The Girona museum had a fairly large amount of Jewish sacred objects -- but most of them were from elsewhere, certainly of interest to non-Jewish visitors who would like to learn about Jewish life and culture, but not as much to Jews who are seeking to get a feeling for what life was like in Girona and what its artifacts were like.  

One that stood out -- a commemorative "gravestone" from the Girona synagogue, 14th century, found in 1888 in a house on a nearby street.  The white-ish letters on stone in clear legible Hebrew say, "Beit Yaakov (House of Jacob), come, let's walk toward the light of God.  Trust in God for all time, oh people, pour open your heart befor Him, for God is our refuge. Selah"

The stone seems clearly to be a DEDICATORY stone for the synagogue.  As far as relics from Jewish burial places, there are remnants of a number of gravestones from the local Jewish cemetery (located some distance away and long ago forgotten and/or repurposed, given the fact that the small to modest size Jewish community has been gone for over 500 years).  And one finds fragments of old gravestones involved in building materials in a few places, as well as at least one ancient mezuzah indentation in a current-day doorway.

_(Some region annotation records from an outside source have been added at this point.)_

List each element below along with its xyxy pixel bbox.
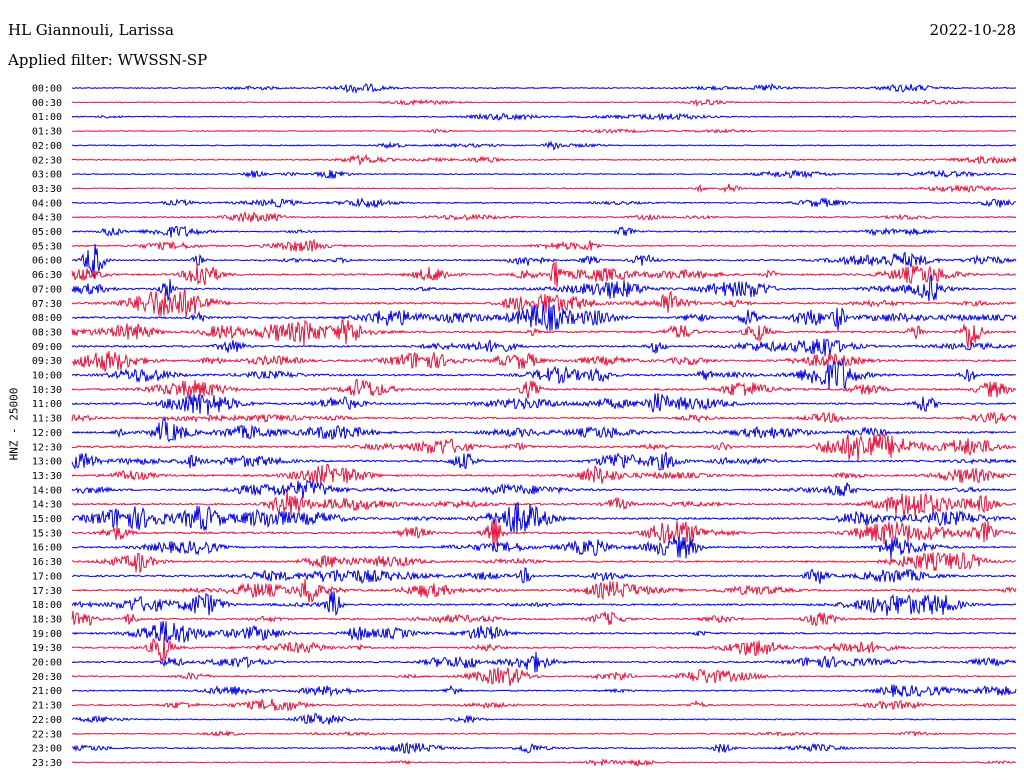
- trace-1230: [71, 433, 1017, 462]
- trace-2000: [71, 651, 1017, 673]
- trace-1530: [71, 518, 1017, 547]
- trace-0030: [71, 98, 1016, 108]
- time-tick-label: 06:00: [32, 256, 62, 267]
- trace-0630: [71, 261, 1017, 288]
- time-tick-label: 08:00: [32, 313, 62, 324]
- time-tick-label: 02:30: [32, 155, 62, 166]
- time-tick-label: 12:30: [32, 442, 62, 453]
- time-tick-label: 09:30: [32, 356, 62, 367]
- trace-2300: [71, 741, 1017, 755]
- trace-1100: [71, 393, 1017, 416]
- time-tick-label: 04:30: [32, 213, 62, 224]
- time-tick-label: 01:00: [32, 112, 62, 123]
- trace-0400: [71, 196, 1017, 209]
- time-tick-label: 02:00: [32, 141, 62, 152]
- time-tick-label: 23:30: [32, 758, 62, 769]
- time-tick-label: 20:30: [32, 672, 62, 683]
- trace-1000: [71, 360, 1016, 390]
- trace-0130: [71, 128, 1017, 134]
- trace-1800: [71, 591, 1017, 617]
- time-tick-label: 14:30: [32, 500, 62, 511]
- trace-0600: [71, 243, 1017, 279]
- time-tick-label: 12:00: [32, 428, 62, 439]
- time-tick-label: 09:00: [32, 342, 62, 353]
- time-tick-label: 11:30: [32, 414, 62, 425]
- trace-1900: [71, 620, 1017, 643]
- time-tick-label: 05:30: [32, 241, 62, 252]
- time-tick-label: 00:00: [32, 84, 62, 95]
- trace-0930: [71, 351, 1017, 373]
- trace-1200: [71, 417, 1017, 443]
- time-tick-label: 17:00: [32, 571, 62, 582]
- trace-0500: [72, 225, 1017, 238]
- trace-0830: [71, 319, 1017, 348]
- time-tick-label: 03:30: [32, 184, 62, 195]
- time-tick-label: 23:00: [32, 744, 62, 755]
- time-tick-label: 10:30: [32, 385, 62, 396]
- time-tick-label: 13:30: [32, 471, 62, 482]
- trace-2230: [71, 729, 1017, 737]
- time-tick-label: 19:00: [32, 629, 62, 640]
- trace-0000: [71, 82, 1017, 95]
- trace-2330: [71, 758, 1017, 767]
- trace-1130: [71, 411, 1017, 425]
- trace-0330: [71, 183, 1017, 194]
- trace-1400: [71, 479, 1017, 499]
- trace-2100: [71, 684, 1017, 698]
- time-tick-label: 07:00: [32, 284, 62, 295]
- trace-1600: [71, 536, 1017, 559]
- time-tick-label: 17:30: [32, 586, 62, 597]
- time-tick-label: 22:00: [32, 715, 62, 726]
- trace-1330: [71, 464, 1017, 485]
- trace-0800: [71, 303, 1017, 332]
- time-tick-label: 18:30: [32, 614, 62, 625]
- time-tick-label: 19:30: [32, 643, 62, 654]
- time-tick-label: 07:30: [32, 299, 62, 310]
- time-tick-label: 10:00: [32, 371, 62, 382]
- trace-1630: [71, 551, 1017, 574]
- time-tick-label: 14:00: [32, 485, 62, 496]
- time-tick-label: 21:00: [32, 686, 62, 697]
- trace-1730: [71, 579, 1017, 604]
- filter-label: Applied filter: WWSSN-SP: [8, 51, 208, 69]
- time-tick-label: 08:30: [32, 327, 62, 338]
- trace-1300: [71, 451, 1017, 471]
- trace-0530: [71, 238, 1017, 252]
- trace-0100: [71, 112, 1017, 122]
- time-tick-label: 22:30: [32, 729, 62, 740]
- trace-1700: [71, 567, 1017, 585]
- record-date: 2022-10-28: [929, 21, 1016, 39]
- trace-0300: [71, 169, 1017, 180]
- trace-1030: [71, 378, 1017, 399]
- trace-1430: [71, 491, 1016, 518]
- time-tick-label: 13:00: [32, 457, 62, 468]
- time-tick-label: 15:30: [32, 528, 62, 539]
- time-tick-label: 11:00: [32, 399, 62, 410]
- trace-0200: [71, 140, 1017, 151]
- time-tick-label: 20:00: [32, 658, 62, 669]
- trace-0700: [71, 274, 1017, 302]
- time-tick-label: 21:30: [32, 701, 62, 712]
- time-tick-label: 01:30: [32, 127, 62, 138]
- trace-1500: [71, 501, 1017, 534]
- trace-2130: [71, 697, 1017, 713]
- time-tick-label: 06:30: [32, 270, 62, 281]
- time-tick-label: 04:00: [32, 198, 62, 209]
- time-tick-label: 05:00: [32, 227, 62, 238]
- time-tick-label: 18:00: [32, 600, 62, 611]
- time-tick-label: 03:00: [32, 170, 62, 181]
- time-tick-label: 15:00: [32, 514, 62, 525]
- station-title: HL Giannouli, Larissa: [8, 21, 174, 39]
- trace-0430: [71, 210, 1017, 223]
- time-tick-label: 16:00: [32, 543, 62, 554]
- trace-2200: [71, 713, 1017, 725]
- trace-0230: [71, 153, 1017, 167]
- trace-0900: [71, 338, 1016, 357]
- trace-2030: [71, 667, 1017, 686]
- time-tick-label: 16:30: [32, 557, 62, 568]
- trace-1930: [71, 636, 1017, 663]
- time-tick-label: 00:30: [32, 98, 62, 109]
- trace-1830: [71, 610, 1017, 628]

The museum exhibit is quite extensive in terms of accounts of the Inquisition and the various ways in which Jews were humiliated in this process.

Back in Barcelona that afternoon, we had a lecture from Professor Eliezer Papo and a memorable concert that evening of the Soul of Sefarad.  I have now posted photos from the concert in a separate Blogpost -- Soul of Sefarad Concert!

Professor Papo's talk was "How and When the Crown of Torah Moved to Spain."  Alas, through technical error, my notes on that talk have disappeared. . . I would welcome someone commenting a more thorough account of his talk -- or e-mailing it to me at CantorJC@aol.com and I will re-post -- but he might go along with the simple summary "The question of where Jewish life is centered is determined by whether a place imports or exports rabbis."  Papo traced how it came to be that Spain became a place where there were yeshivot and where Jewish culture was exported elsewhere.